Her aim, she said, was to bring the Minister’s attention to the “urgent need” for skilled directors, prioritising the requirement for expertise in financial and accounting matters.

“Given the difficulties facing the organisation, I found that the reduction in the number of board members and in particular the lack of financial expertise within the board lay heavily on me. However, no appointments were made,” Ms Ní Raghallaigh said.

“For context, this absence of financial acumen on the board was also in addition to the vacancy in the role of CFO in an organisation in deep financial trouble since last July.”

Ms Ní Raghallaigh also gave more information on sequence of events in the course of more than nine hours last Thursday week, on the day of Ms Martin’s Prime Time interview.

Having told the Department in a call shortly after 10am that morning that she forgot to mention the remuneration committee’s involvement in the Collins deal, Ms Ní Raghallaigh said the first response of officials was to relay the Minister’s disappointment and say that would be reflected in a letter to her.

“I asked them to request the Minister not to send the letter because it would not be in the best interests of RTÉ as it would in effect, put this matter, which had been dealt with at the remuneration committee a number of months ago, right back in the arena with no positive purpose and would make my position as chair untenable,” she said.

“It is inaccurate to state anything other than that I told the secretary general of the Department about the decision of the remuneration committee in respect of the Richard Collins case. I have no doubt at all on that matter.”

She continued: “After all, the purpose of the phone call on October 10th 2023 was to report on the outcome of the mediation with Mr Collins’ lawyers the day before as instructed to the remuneration committee and recorded in the minutes. I explained this when asked on Thursday February 22nd and, when pressed, I conceded that I couldn’t possibly know if the detail of my conversation with the secretary general was passed on to the Minister as I was not a party to that conversation but that I would imagine that it had.”

She added: “A different construction is now being put on that, my use of the word ‘imagine’ is now being misrepresented.”

Ms Ní Raghallaigh said she had “really enjoyed” working with director general Kevin Bakhurst and the board “and we were excited about reaching our destination.

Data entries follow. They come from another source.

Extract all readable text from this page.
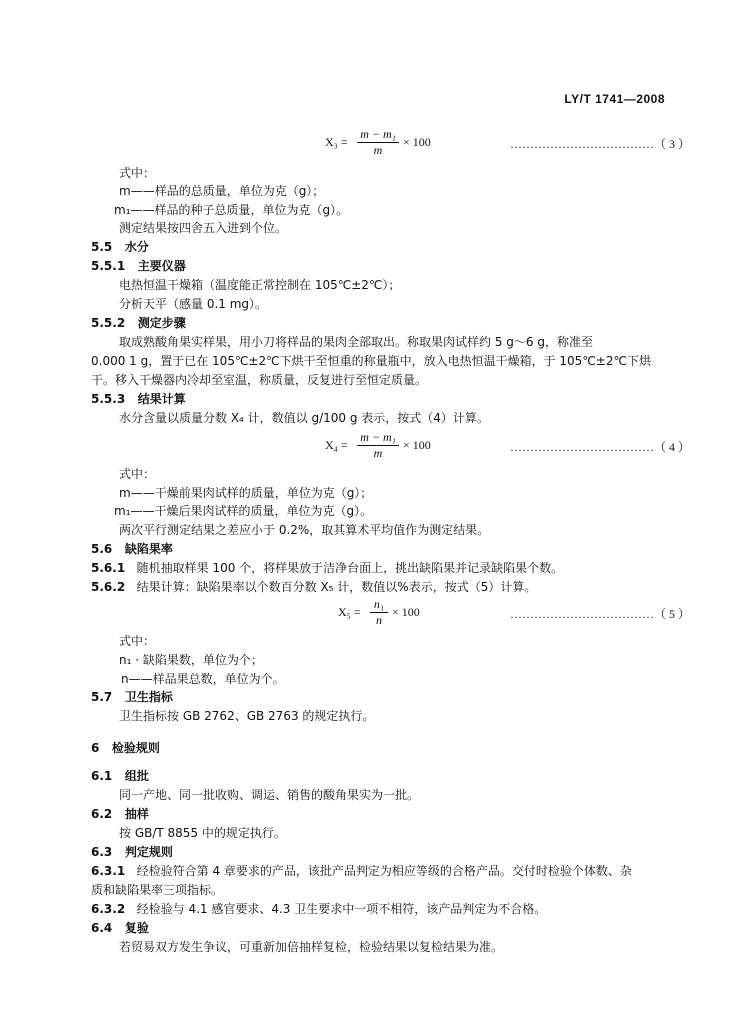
LY/T 1741—2008
X₃ =
m − m₁
m
× 100	………………………………（ 3 ）
式中：
m——样品的总质量，单位为克（g）；
m₁——样品的种子总质量，单位为克（g）。
测定结果按四舍五入进到个位。
5.5 水分
5.5.1 主要仪器
电热恒温干燥箱（温度能正常控制在 105℃±2℃）；
分析天平（感量 0.1 mg）。
5.5.2 测定步骤
取成熟酸角果实样果，用小刀将样品的果肉全部取出。称取果肉试样约 5 g～6 g，称准至
0.000 1 g，置于已在 105℃±2℃下烘干至恒重的称量瓶中，放入电热恒温干燥箱，于 105℃±2℃下烘
干。移入干燥器内冷却至室温，称质量，反复进行至恒定质量。
5.5.3 结果计算
水分含量以质量分数 X₄ 计，数值以 g/100 g 表示，按式（4）计算。
X₄ =
m − m₁
m
× 100	………………………………（ 4 ）
式中：
m——干燥前果肉试样的质量，单位为克（g）；
m₁——干燥后果肉试样的质量，单位为克（g）。
两次平行测定结果之差应小于 0.2%，取其算术平均值作为测定结果。
5.6 缺陷果率
5.6.1 随机抽取样果 100 个，将样果放于洁净台面上，挑出缺陷果并记录缺陷果个数。
5.6.2 结果计算：缺陷果率以个数百分数 X₅ 计，数值以%表示，按式（5）计算。
X₅ =
n₁
n
× 100	………………………………（ 5 ）
式中：
n₁ · 缺陷果数，单位为个；
n——样品果总数，单位为个。
5.7 卫生指标
卫生指标按 GB 2762、GB 2763 的规定执行。
6 检验规则
6.1 组批
同一产地、同一批收购、调运、销售的酸角果实为一批。
6.2 抽样
按 GB/T 8855 中的规定执行。
6.3 判定规则
6.3.1 经检验符合第 4 章要求的产品，该批产品判定为相应等级的合格产品。交付时检验个体数、杂
质和缺陷果率三项指标。
6.3.2 经检验与 4.1 感官要求、4.3 卫生要求中一项不相符，该产品判定为不合格。
6.4 复验
若贸易双方发生争议，可重新加倍抽样复检，检验结果以复检结果为准。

Over the past 15 months as chair, my work has involved intensive and extensive inputs as the DG and the board worked through a range of matters.

“I hope that this work will continue, and that the DG is supported with a full complement of Board to expediate transformation and reform.”

In a statement on Monday evening, Ms Martin said: “I note the statement of the former chair. Last week, I outlined in detail the position of the Department officials and I on this matter.

“This included taking questions at a three and a half hour meeting of the Joint Oireachtas Committee and doing statements in the Dáil. Any Minister needs to rely on getting clear, timely and accurate information from the chair of a State body. This is particularly important at such a challenging time in RTÉ's history.

“I would again like to put on record my thanks to the former chair Siún Ní Raghallaigh for her dedication and commitment to RTÉ and public service broadcasting. An important step forward for RTÉ will be taken tomorrow when I seek Government approval for the appointment of a new chair and additional boards members. Upon appointment I will seek to meet the new chair and the director general in the coming days.”